The consultant's 16th annual Accounting for Pensions survey also calculated that had new International Accounting Standards Board proposals to include pension-related losses and gains on company income statements been in force for 2008, aggregate profits for the FTSE100 companies reporting in December 2008 would have been slashed by 70% - from £46bn (US$78.2bn) to £13bn - due almost entirely to falling equity markets.
The survey also revealed the top publicly listed schemes had seen their deficit more than double to £96bn in mid-July from just £41bn a year ago.
And it said the fallout from the collapse of Lehman Brothers hit pension scheme assets particularly hard.
LCP partner Bob Scott said: "The collapse of Lehman Brothers in September 2008 had a significant impact on the UK pension schemes of FTSE 100 companies. Asset values fell sharply yet, paradoxically, the effect did not show up immediately in company accounts as corporate bond yields rose and inflation expectations fell.
"However, since March this year, deficits have ballooned as aggressive cuts in interest rates and quantitative easing have caused these factors to reverse."
He said: "Looking ahead, the outlook for the economy and financial markets remains unclear, creating further uncertainty for pension scheme finances.

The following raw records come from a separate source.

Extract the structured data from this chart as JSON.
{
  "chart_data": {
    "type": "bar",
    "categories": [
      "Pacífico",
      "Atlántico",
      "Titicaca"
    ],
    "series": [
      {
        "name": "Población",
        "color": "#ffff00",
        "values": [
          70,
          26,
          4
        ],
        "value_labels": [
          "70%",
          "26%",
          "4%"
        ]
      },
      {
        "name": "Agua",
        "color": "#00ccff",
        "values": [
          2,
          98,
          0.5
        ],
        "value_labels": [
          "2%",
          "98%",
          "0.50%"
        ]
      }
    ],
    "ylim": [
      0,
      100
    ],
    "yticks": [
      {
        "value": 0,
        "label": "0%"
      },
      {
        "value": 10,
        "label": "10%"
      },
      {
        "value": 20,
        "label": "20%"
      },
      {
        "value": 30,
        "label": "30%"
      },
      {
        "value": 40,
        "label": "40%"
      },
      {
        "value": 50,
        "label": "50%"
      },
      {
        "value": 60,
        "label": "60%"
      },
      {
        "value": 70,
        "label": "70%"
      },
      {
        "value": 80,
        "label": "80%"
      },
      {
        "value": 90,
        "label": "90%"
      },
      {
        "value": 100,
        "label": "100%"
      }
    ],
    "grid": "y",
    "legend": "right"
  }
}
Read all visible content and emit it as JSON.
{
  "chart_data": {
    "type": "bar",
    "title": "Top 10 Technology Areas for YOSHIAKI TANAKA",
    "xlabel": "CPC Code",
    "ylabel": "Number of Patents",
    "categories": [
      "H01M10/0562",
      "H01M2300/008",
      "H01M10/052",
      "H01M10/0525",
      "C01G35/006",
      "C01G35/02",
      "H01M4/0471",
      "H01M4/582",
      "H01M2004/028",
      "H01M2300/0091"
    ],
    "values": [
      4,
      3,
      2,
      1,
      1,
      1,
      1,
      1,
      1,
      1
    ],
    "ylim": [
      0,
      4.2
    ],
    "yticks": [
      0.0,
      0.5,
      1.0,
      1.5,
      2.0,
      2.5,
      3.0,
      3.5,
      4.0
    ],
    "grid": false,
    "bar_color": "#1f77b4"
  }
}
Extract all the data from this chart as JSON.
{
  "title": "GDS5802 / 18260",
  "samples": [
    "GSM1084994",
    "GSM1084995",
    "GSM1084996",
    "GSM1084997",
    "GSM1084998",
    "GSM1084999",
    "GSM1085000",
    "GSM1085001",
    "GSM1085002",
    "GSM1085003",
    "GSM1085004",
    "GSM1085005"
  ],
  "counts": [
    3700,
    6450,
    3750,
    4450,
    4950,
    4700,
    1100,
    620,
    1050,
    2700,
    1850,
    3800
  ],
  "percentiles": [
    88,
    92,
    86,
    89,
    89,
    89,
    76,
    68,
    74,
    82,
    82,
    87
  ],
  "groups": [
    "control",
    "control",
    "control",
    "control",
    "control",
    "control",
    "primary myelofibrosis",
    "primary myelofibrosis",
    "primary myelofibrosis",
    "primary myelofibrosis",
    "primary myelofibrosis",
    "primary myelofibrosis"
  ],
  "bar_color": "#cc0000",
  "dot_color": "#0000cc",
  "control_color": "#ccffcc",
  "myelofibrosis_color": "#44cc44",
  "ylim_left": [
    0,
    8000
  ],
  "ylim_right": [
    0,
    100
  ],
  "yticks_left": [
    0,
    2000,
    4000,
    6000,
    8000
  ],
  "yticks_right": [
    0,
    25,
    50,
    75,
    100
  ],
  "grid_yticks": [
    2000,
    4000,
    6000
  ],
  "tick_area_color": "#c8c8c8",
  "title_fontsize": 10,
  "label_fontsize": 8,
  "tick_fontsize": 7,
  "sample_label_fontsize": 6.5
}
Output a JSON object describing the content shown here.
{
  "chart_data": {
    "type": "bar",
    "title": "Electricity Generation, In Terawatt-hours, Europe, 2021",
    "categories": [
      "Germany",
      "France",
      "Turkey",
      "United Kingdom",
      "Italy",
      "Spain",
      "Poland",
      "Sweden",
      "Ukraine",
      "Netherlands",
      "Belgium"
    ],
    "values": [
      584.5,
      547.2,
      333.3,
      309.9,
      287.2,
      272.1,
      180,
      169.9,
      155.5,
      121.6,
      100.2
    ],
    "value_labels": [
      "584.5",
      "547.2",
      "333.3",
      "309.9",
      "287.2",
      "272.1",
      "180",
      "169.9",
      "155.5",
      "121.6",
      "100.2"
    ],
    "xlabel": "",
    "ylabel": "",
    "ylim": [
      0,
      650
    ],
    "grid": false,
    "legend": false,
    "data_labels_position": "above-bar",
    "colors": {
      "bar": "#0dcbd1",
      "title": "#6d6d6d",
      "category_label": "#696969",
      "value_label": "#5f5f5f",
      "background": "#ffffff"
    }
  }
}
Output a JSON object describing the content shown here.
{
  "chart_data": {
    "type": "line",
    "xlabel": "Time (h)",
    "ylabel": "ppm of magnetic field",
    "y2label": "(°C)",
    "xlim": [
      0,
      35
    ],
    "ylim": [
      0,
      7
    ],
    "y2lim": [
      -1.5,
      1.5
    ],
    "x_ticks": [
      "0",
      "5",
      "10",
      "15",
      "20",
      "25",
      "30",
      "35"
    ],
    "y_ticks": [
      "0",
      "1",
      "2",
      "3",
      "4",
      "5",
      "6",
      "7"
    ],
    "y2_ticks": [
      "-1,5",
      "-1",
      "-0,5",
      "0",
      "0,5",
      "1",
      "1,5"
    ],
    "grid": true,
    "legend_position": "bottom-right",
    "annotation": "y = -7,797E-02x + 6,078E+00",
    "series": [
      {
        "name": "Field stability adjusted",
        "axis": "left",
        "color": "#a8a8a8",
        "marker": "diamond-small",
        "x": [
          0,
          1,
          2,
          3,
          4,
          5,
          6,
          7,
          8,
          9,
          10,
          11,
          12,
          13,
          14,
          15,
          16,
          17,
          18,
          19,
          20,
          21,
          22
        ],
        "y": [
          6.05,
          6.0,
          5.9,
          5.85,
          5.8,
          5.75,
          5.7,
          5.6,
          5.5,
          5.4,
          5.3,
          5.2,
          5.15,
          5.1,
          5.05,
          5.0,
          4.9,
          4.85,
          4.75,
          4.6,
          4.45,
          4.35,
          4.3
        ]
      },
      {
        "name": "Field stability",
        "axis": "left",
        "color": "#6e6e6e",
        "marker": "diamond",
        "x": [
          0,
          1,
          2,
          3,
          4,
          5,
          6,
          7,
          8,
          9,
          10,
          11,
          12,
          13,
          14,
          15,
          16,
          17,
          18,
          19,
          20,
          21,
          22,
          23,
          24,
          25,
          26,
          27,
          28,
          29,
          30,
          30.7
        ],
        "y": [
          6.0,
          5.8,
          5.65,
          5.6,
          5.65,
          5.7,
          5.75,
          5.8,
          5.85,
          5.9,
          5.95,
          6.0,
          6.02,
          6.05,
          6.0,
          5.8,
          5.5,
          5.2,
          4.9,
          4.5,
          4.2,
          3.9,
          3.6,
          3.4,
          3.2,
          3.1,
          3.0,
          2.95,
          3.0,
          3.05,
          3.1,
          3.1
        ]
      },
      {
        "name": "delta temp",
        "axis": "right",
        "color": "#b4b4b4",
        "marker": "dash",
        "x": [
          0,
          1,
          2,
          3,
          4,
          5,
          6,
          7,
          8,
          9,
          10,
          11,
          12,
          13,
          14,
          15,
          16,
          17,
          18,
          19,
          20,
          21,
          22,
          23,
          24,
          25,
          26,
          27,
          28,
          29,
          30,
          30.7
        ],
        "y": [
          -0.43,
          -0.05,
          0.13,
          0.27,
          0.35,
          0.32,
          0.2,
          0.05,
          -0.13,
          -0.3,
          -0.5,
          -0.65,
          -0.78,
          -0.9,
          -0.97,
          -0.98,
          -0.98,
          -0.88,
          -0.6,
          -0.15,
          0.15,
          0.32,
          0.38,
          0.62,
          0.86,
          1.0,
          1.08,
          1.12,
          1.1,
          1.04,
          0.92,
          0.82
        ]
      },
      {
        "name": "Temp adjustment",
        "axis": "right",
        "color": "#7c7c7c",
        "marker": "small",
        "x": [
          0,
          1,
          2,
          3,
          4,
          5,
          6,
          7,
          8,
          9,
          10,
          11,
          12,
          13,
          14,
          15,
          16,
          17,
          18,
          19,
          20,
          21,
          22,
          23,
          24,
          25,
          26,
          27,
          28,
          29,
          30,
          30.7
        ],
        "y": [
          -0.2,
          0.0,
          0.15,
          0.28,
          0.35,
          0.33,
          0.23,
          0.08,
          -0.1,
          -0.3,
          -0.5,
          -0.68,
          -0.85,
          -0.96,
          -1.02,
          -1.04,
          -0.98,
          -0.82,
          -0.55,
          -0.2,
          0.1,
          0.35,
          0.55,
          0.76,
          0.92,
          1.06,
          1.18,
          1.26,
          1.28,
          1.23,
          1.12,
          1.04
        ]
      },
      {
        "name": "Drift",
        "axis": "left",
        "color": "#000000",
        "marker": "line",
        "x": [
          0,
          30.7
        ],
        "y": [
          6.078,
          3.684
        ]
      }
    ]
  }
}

Those companies which work with their pension scheme trustees to identify and reduce pensions risk will be better placed to weather any future financial storms than those which fail to act."
LCP additionally said some companies may be paying insufficient attention to their pension risks.
It's survey found that, while 46 FTSE100 companies identify pensions as a key risk to their business, only 17 set out a policy in their report and accounts for dealing with pension risk.
It said was "very different" to the comprehensive approach taken by all FTSE100 companies to their other financial risks, such as changing fuel prices or foreign currency exchange rates, where there is full disclosure on risk management.